Faktanya, komoditas-komoditas tersebut relatif sulit mencari pasar baru ke negara-negara lain. Data 2019 menunjukkan, ekspor Indonesia ke China masih tumbuh sekitar 5,9 persen (yoy). Jika ekspor ke China turun, maka kemampuan Indonesia untuk menurunkan defisit neraca perdagangan semakin melemah. Artinya, kontribusi neraca perdagangan pada PDB diprediksi tetap negatif. Tahun 2019, neraca perdagangan (ekspor dikurangi impor) berkontribusi negatif terhadap pertumbuhan ekonomi Indonesia sebesar 0,49 persen.
Kedua, ada peningkatan kapasitas investasi langsung (foreign direct investment/FDI) China ke Indonesia, yang berpotensi menurun karena corona.

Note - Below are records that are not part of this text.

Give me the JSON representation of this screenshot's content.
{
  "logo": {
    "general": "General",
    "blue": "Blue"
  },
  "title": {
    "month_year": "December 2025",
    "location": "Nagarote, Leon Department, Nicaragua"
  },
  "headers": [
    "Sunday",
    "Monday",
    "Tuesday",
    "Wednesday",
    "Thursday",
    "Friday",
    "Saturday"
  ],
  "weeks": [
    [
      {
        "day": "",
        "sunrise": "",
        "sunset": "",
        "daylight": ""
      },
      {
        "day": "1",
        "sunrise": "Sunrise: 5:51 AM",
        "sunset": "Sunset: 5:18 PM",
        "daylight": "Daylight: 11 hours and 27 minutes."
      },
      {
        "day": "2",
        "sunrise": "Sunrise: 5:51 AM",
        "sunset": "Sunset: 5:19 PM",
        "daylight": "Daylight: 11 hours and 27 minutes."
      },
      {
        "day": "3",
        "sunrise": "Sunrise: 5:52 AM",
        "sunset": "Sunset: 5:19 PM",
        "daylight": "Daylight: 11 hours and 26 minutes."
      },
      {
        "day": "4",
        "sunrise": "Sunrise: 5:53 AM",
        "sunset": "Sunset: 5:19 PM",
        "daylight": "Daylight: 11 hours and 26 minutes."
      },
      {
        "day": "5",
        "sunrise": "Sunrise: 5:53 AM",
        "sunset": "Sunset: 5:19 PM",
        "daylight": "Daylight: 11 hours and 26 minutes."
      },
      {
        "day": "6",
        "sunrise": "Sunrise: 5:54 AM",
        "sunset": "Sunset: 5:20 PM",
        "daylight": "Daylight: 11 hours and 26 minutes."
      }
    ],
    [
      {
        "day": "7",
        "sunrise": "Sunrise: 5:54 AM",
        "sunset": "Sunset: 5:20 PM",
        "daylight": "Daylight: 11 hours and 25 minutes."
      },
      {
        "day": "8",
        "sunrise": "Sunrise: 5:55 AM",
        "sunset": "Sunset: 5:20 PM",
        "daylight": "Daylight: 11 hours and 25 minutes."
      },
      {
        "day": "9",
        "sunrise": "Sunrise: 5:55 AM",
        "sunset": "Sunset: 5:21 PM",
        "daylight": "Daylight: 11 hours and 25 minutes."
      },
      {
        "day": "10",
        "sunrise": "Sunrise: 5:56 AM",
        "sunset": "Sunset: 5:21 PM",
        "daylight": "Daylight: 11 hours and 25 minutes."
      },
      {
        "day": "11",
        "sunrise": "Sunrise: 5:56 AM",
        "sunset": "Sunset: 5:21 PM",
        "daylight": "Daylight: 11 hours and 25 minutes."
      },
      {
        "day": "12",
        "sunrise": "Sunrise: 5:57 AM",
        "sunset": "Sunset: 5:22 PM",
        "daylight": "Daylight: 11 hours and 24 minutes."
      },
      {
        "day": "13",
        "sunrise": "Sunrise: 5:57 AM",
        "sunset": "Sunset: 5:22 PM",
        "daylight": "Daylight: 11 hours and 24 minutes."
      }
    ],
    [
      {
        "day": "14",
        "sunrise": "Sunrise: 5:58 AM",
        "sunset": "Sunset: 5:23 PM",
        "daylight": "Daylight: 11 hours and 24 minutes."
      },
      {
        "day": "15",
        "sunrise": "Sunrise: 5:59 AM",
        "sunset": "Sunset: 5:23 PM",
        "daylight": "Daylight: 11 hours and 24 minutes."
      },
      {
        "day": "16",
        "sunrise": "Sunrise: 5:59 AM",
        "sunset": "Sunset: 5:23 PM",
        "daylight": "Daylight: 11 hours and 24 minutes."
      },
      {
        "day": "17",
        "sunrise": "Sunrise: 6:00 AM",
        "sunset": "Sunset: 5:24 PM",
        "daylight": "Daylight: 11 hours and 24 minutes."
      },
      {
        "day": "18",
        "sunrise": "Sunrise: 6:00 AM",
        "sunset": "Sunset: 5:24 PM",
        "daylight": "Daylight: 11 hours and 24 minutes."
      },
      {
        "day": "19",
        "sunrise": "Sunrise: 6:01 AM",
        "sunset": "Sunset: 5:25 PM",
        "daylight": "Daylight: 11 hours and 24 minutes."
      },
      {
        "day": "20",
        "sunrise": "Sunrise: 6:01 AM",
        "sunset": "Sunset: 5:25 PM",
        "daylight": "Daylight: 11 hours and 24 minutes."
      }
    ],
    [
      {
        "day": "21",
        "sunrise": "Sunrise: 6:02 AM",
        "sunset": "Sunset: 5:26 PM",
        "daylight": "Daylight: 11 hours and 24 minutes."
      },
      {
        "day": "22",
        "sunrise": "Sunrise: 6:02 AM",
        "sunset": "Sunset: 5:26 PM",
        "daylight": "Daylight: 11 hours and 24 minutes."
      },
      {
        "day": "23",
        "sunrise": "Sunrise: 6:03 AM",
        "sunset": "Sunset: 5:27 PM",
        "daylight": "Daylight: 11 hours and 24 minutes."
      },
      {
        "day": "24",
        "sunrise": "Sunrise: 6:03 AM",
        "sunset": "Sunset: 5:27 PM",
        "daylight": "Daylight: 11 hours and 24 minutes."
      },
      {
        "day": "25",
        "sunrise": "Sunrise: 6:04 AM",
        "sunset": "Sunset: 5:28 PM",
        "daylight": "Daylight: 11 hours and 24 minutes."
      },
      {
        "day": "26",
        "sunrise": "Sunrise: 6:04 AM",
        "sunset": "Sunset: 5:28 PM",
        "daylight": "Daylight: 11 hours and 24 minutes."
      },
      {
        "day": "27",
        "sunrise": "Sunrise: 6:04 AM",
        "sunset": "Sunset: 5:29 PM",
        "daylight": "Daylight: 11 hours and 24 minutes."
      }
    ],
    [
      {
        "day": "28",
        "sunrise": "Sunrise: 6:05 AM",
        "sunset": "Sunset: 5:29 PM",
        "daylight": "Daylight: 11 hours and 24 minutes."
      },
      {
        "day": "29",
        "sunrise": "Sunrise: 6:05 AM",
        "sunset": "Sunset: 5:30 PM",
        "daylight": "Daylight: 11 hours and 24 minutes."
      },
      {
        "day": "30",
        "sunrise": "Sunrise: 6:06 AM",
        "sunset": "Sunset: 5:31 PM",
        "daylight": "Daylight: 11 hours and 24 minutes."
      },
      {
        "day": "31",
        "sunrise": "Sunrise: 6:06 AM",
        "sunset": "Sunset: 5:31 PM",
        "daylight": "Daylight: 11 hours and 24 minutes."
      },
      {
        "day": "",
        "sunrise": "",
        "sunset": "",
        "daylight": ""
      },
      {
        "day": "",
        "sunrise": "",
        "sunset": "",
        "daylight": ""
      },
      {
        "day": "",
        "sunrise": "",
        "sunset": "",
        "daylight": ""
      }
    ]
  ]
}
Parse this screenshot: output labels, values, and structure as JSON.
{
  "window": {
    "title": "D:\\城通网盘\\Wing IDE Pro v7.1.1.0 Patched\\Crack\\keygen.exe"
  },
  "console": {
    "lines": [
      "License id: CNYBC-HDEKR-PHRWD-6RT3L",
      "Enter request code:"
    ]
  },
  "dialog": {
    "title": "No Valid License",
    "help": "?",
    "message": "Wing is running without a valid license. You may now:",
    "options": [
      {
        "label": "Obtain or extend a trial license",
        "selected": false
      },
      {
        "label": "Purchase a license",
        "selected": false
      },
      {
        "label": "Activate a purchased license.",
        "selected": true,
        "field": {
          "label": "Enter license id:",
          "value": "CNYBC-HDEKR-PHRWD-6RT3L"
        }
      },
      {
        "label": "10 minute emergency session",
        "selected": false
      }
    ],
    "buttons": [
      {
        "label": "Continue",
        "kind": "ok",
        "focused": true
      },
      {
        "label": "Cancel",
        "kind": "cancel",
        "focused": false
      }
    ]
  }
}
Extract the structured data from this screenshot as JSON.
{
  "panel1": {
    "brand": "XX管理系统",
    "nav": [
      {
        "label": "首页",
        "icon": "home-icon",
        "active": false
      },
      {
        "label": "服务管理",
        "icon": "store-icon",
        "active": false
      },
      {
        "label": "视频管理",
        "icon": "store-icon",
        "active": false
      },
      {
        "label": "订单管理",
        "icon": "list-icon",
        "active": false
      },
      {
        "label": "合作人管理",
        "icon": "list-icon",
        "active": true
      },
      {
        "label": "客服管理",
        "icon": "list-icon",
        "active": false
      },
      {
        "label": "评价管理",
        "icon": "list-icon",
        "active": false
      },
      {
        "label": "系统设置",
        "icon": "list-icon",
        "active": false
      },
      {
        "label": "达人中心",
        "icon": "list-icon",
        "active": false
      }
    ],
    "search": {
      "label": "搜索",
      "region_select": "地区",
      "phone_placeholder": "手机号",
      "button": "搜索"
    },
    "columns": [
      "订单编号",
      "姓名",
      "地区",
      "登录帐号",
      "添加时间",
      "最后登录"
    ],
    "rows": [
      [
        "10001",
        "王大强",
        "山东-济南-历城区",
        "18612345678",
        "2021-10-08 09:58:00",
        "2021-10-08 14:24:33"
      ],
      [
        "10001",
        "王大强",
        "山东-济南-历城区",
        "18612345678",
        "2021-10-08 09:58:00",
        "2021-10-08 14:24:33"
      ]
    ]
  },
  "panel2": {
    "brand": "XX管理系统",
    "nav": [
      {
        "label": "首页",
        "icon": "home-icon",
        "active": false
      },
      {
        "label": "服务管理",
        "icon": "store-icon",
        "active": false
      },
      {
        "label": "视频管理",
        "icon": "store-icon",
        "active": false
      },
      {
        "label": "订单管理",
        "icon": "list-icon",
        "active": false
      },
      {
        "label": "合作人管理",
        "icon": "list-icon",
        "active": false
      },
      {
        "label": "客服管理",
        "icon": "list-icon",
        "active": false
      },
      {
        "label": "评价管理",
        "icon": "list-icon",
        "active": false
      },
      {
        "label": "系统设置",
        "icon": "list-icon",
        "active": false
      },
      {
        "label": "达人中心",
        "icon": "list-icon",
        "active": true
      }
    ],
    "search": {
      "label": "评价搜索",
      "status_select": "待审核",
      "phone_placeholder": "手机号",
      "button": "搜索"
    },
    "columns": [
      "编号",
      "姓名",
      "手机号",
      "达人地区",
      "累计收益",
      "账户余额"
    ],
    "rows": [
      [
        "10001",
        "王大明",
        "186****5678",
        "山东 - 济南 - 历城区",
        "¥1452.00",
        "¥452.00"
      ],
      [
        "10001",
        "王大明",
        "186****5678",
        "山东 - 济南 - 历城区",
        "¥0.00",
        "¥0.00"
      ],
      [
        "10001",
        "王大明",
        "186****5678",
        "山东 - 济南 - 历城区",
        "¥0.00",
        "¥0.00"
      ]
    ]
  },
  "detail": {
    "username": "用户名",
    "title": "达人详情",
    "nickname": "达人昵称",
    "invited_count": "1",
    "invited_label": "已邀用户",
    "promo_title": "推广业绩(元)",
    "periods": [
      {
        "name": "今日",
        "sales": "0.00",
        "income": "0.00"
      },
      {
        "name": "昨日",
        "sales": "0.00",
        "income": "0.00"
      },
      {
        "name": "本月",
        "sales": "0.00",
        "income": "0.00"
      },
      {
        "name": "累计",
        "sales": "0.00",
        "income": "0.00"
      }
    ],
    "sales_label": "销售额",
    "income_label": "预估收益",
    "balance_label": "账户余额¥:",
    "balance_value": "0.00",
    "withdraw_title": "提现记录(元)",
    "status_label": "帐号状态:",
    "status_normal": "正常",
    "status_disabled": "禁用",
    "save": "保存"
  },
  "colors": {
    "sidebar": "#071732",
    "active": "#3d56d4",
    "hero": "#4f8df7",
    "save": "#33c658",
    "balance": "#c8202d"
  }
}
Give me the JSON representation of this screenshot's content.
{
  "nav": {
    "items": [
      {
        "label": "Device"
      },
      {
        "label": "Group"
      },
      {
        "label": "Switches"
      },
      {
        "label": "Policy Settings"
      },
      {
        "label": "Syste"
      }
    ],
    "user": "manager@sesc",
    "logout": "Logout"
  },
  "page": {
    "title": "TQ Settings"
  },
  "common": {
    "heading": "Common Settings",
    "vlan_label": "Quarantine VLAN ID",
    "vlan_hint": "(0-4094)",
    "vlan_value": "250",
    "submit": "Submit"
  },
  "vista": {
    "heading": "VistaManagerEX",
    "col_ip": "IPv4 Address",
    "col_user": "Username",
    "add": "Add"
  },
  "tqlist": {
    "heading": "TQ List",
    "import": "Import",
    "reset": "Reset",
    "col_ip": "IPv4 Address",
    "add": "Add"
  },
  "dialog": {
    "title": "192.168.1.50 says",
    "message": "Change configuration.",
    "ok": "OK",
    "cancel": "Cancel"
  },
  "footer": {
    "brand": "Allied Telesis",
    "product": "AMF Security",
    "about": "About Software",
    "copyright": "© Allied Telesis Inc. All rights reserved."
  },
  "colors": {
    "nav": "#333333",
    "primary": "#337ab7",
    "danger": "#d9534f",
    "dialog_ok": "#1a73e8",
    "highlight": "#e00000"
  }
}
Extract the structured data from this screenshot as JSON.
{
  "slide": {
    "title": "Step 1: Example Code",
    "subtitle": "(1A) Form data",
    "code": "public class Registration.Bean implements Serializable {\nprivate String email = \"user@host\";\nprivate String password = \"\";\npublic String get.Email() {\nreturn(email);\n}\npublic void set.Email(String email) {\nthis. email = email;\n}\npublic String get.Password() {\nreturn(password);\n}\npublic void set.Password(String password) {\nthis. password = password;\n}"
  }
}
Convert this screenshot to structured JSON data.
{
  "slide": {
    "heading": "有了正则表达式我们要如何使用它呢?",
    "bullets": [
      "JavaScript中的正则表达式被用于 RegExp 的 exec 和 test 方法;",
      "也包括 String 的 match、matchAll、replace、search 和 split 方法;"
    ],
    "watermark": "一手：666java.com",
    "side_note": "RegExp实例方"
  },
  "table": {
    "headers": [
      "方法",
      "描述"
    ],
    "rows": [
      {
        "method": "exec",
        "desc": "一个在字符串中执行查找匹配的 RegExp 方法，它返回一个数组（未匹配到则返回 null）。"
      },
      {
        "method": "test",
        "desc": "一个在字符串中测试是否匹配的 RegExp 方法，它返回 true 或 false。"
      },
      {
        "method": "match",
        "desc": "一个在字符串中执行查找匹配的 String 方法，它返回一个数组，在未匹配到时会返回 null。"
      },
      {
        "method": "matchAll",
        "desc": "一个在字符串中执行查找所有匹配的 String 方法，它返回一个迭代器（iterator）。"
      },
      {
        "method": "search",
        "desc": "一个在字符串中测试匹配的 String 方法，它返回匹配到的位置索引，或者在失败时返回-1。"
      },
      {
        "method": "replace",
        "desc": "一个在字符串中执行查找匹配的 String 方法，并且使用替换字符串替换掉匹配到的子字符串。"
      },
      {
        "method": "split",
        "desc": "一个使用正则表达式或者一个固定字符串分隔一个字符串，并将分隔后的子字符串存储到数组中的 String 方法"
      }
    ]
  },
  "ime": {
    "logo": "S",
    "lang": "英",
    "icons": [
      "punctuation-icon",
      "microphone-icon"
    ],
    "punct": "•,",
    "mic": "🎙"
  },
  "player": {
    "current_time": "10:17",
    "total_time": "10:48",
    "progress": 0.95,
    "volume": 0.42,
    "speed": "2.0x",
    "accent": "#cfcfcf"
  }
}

Pada 2019, realisasi investasi langsung dari China menempati urutan ke dua setelah Singapura, mencapai Rp 4,74 miliar. Dari segi kontribusi investasi China ke Indonesia meningkat dari 2,15 persen pada 2015 menjadi 16,82 persen pada 2019.
Meski dalam berbagai hal dikeluhkan, seperti penggunaan tenaga kerja dari China, dampak proyeksi penurunan investasi ke Indonesia patut diantisipasi.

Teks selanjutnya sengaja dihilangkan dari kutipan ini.